Calming The Madness

You know what’s not good for your head? Working on a goal for several months and then not being able to achieve it. You know what’s worse? Not being able to even attempt it.

I’m a patient guy. Not an “I can put up with anything indefinitely” kind of patient, but in a goal-oriented way. I function best when I have something that I am working toward. As long as I feel like I am making progress toward it, I can do it for a long, long time. It doesn’t matter if it’s repetitive, it doesn’t matter if it’s painful, it doesn’t matter if nobody else understands it. If it is moving me closer to achieving the task I’m focused on, I can keep doing it.

The important part of all of that, however, is actually doing the thing at the end. I very rarely get to the end of a road I’ve been on and don’t do the thing, because I choose my goals carefully. I plan. I assess. I put a lot of thought into whether or not achieving the thing is realistic. As such, my track record is pretty good.

So I went a little nuts when I had to miss Monument Valley.

It wasn’t the longest amount of time I’d spent working on a goal, nor even a goal race (I think that honor currently goes to McDowell Mountain Frenzy last year), but I think it was the most intense. And for the most part (2016 Phoenix Marathon and its aftermath aside) one of the most successful stretches of training I think I have done.
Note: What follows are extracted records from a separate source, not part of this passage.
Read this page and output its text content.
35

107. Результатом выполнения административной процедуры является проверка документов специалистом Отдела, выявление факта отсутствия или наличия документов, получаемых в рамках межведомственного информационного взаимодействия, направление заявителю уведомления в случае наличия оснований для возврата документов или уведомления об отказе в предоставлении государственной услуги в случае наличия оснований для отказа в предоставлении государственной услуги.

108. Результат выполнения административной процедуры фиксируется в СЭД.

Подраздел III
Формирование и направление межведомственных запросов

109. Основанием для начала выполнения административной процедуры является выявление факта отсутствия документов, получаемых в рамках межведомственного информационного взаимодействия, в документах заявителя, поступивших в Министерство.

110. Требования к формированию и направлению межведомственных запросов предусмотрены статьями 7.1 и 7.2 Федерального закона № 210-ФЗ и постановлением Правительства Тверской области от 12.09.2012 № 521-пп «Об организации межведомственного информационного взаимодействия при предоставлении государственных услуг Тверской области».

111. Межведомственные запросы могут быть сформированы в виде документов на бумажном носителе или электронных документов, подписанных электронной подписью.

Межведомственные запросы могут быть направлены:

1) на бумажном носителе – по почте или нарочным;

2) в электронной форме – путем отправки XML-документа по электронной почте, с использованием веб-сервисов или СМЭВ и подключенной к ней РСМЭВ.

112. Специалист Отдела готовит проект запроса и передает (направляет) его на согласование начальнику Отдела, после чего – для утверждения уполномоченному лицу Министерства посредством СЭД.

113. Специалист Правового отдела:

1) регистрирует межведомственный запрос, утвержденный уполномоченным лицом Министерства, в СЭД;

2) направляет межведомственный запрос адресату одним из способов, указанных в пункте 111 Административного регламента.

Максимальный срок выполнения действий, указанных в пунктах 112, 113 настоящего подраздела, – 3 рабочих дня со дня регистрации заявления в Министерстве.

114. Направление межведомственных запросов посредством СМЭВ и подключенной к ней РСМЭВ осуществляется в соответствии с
It didn’t matter to me that I was weak from the flu, and running 6 miles at a fifteen-minute pace wiped me out for most of a day. That I was still weak and recovering a week later when I turned in one of the slowest half-marathon times (even for trail running) I’ve done in a long time.

What mattered—the only thing that mattered for a while—was that I was supposed to do a 50 mile race and I hadn’t.

The Fix

I spent a lot of time trying to figure out how soon I’d be recovered, how long it would take me to feel ready to run that distance again, and whether there was enough cooler-weather time left to fit it in before it got too hot. I came up with plan after plan for ways I could do it.
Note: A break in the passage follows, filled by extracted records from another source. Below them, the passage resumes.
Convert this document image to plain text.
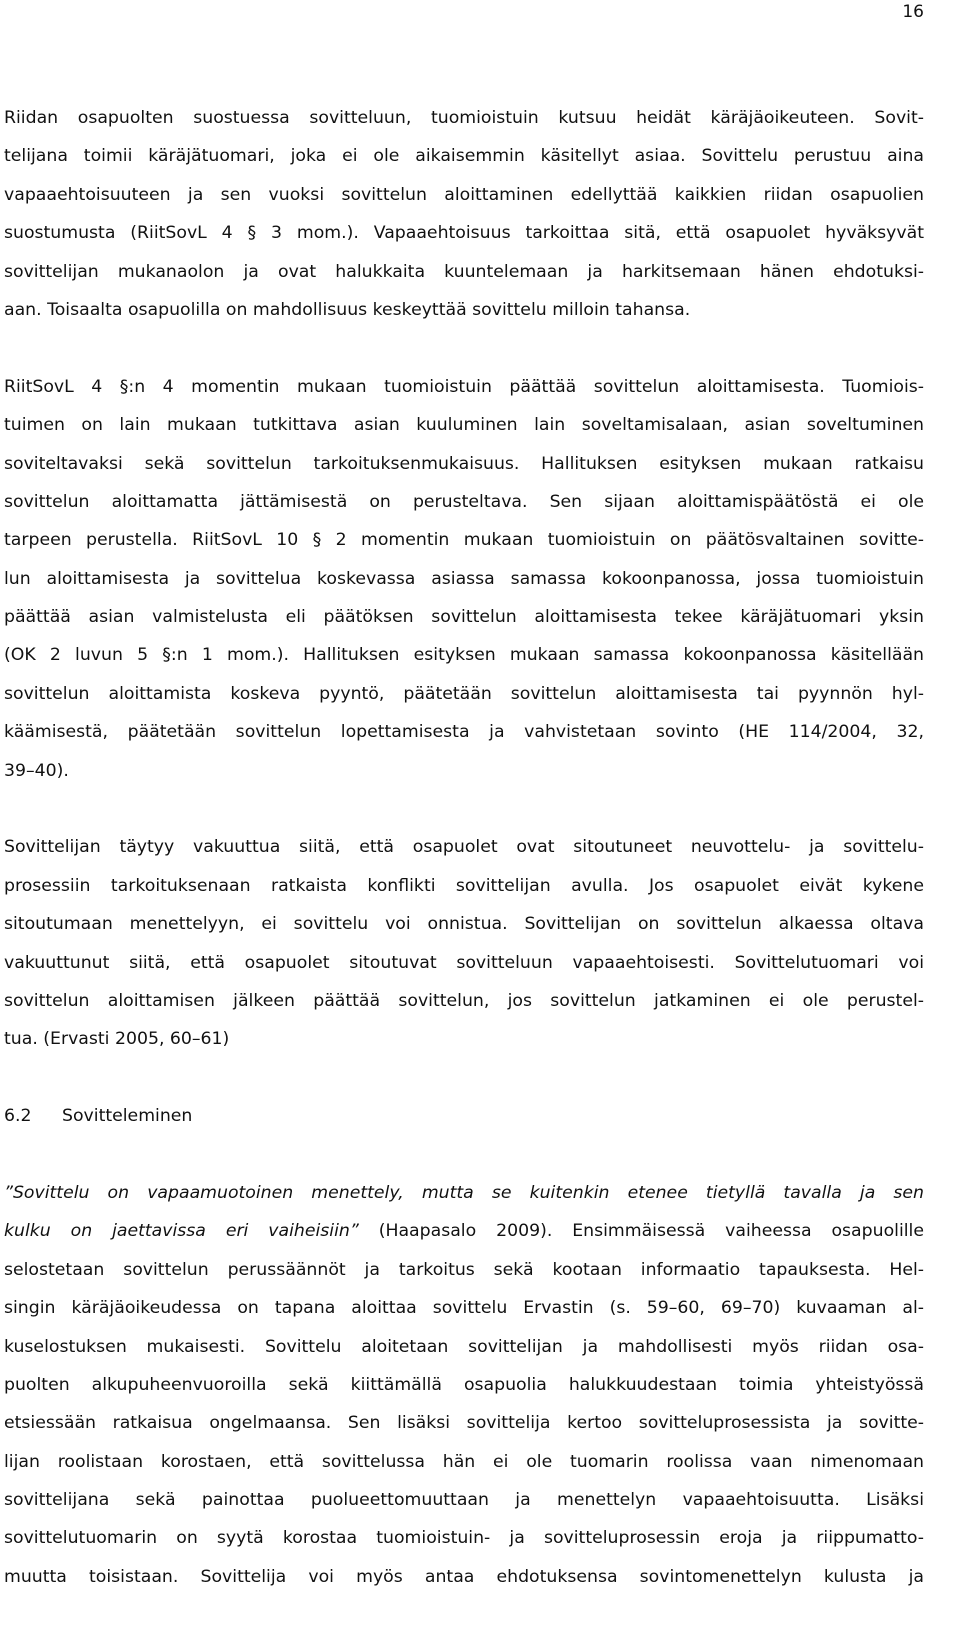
16
Riidan osapuolten suostuessa sovitteluun, tuomioistuin kutsuu heidät käräjäoikeuteen. Sovit-
telijana toimii käräjätuomari, joka ei ole aikaisemmin käsitellyt asiaa. Sovittelu perustuu aina
vapaaehtoisuuteen ja sen vuoksi sovittelun aloittaminen edellyttää kaikkien riidan osapuolien
suostumusta (RiitSovL 4 § 3 mom.). Vapaaehtoisuus tarkoittaa sitä, että osapuolet hyväksyvät
sovittelijan mukanaolon ja ovat halukkaita kuuntelemaan ja harkitsemaan hänen ehdotuksi-
aan. Toisaalta osapuolilla on mahdollisuus keskeyttää sovittelu milloin tahansa.
RiitSovL 4 §:n 4 momentin mukaan tuomioistuin päättää sovittelun aloittamisesta. Tuomiois-
tuimen on lain mukaan tutkittava asian kuuluminen lain soveltamisalaan, asian soveltuminen
soviteltavaksi sekä sovittelun tarkoituksenmukaisuus. Hallituksen esityksen mukaan ratkaisu
sovittelun aloittamatta jättämisestä on perusteltava. Sen sijaan aloittamispäätöstä ei ole
tarpeen perustella. RiitSovL 10 § 2 momentin mukaan tuomioistuin on päätösvaltainen sovitte-
lun aloittamisesta ja sovittelua koskevassa asiassa samassa kokoonpanossa, jossa tuomioistuin
päättää asian valmistelusta eli päätöksen sovittelun aloittamisesta tekee käräjätuomari yksin
(OK 2 luvun 5 §:n 1 mom.). Hallituksen esityksen mukaan samassa kokoonpanossa käsitellään
sovittelun aloittamista koskeva pyyntö, päätetään sovittelun aloittamisesta tai pyynnön hyl-
käämisestä, päätetään sovittelun lopettamisesta ja vahvistetaan sovinto (HE 114/2004, 32,
39–40).
Sovittelijan täytyy vakuuttua siitä, että osapuolet ovat sitoutuneet neuvottelu- ja sovittelu-
prosessiin tarkoituksenaan ratkaista konflikti sovittelijan avulla. Jos osapuolet eivät kykene
sitoutumaan menettelyyn, ei sovittelu voi onnistua. Sovittelijan on sovittelun alkaessa oltava
vakuuttunut siitä, että osapuolet sitoutuvat sovitteluun vapaaehtoisesti. Sovittelutuomari voi
sovittelun aloittamisen jälkeen päättää sovittelun, jos sovittelun jatkaminen ei ole perustel-
tua. (Ervasti 2005, 60–61)
6.2 Sovitteleminen
”Sovittelu on vapaamuotoinen menettely, mutta se kuitenkin etenee tietyllä tavalla ja sen
kulku on jaettavissa eri vaiheisiin” (Haapasalo 2009). Ensimmäisessä vaiheessa osapuolille
selostetaan sovittelun perussäännöt ja tarkoitus sekä kootaan informaatio tapauksesta. Hel-
singin käräjäoikeudessa on tapana aloittaa sovittelu Ervastin (s. 59–60, 69–70) kuvaaman al-
kuselostuksen mukaisesti. Sovittelu aloitetaan sovittelijan ja mahdollisesti myös riidan osa-
puolten alkupuheenvuoroilla sekä kiittämällä osapuolia halukkuudestaan toimia yhteistyössä
etsiessään ratkaisua ongelmaansa. Sen lisäksi sovittelija kertoo sovitteluprosessista ja sovitte-
lijan roolistaan korostaen, että sovittelussa hän ei ole tuomarin roolissa vaan nimenomaan
sovittelijana sekä painottaa puolueettomuuttaan ja menettelyn vapaaehtoisuutta. Lisäksi
sovittelutuomarin on syytä korostaa tuomioistuin- ja sovitteluprosessin eroja ja riippumatto-
muutta toisistaan. Sovittelija voi myös antaa ehdotuksensa sovintomenettelyn kulusta ja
Considering that I would have been coming at it from more than a month of way-below-training-level activity, they were pretty much all bad ideas.

So instead of going off half-cocked into a long run that would likely have left me injured and put me out of commission for a while, I started looking at the race calendar and began making my plans for the summer. Plans for the fall. I figured out when I’ll need to start my training for the Javelina Jundred 100K, so for possibly the first time in my running life, I’ll actually start a plan on time instead of jumping in late and trying to play catch-up to where I’m supposed to be.

Yes, I fixed my life with a spreadsheet. If there was ever a question about how cool I am, this should answer it.

(Seriously, even when I was a brand-new baby runner doing the Couch to 5K program, I started it several weeks too late to finish it in time for my first race.)

I made plans, have some new goals—good ones, the kind I can work toward with confidence—and things have settled down in my head again.

I missed my race. It was frustrating, but it’s in the past now. Time to move forward.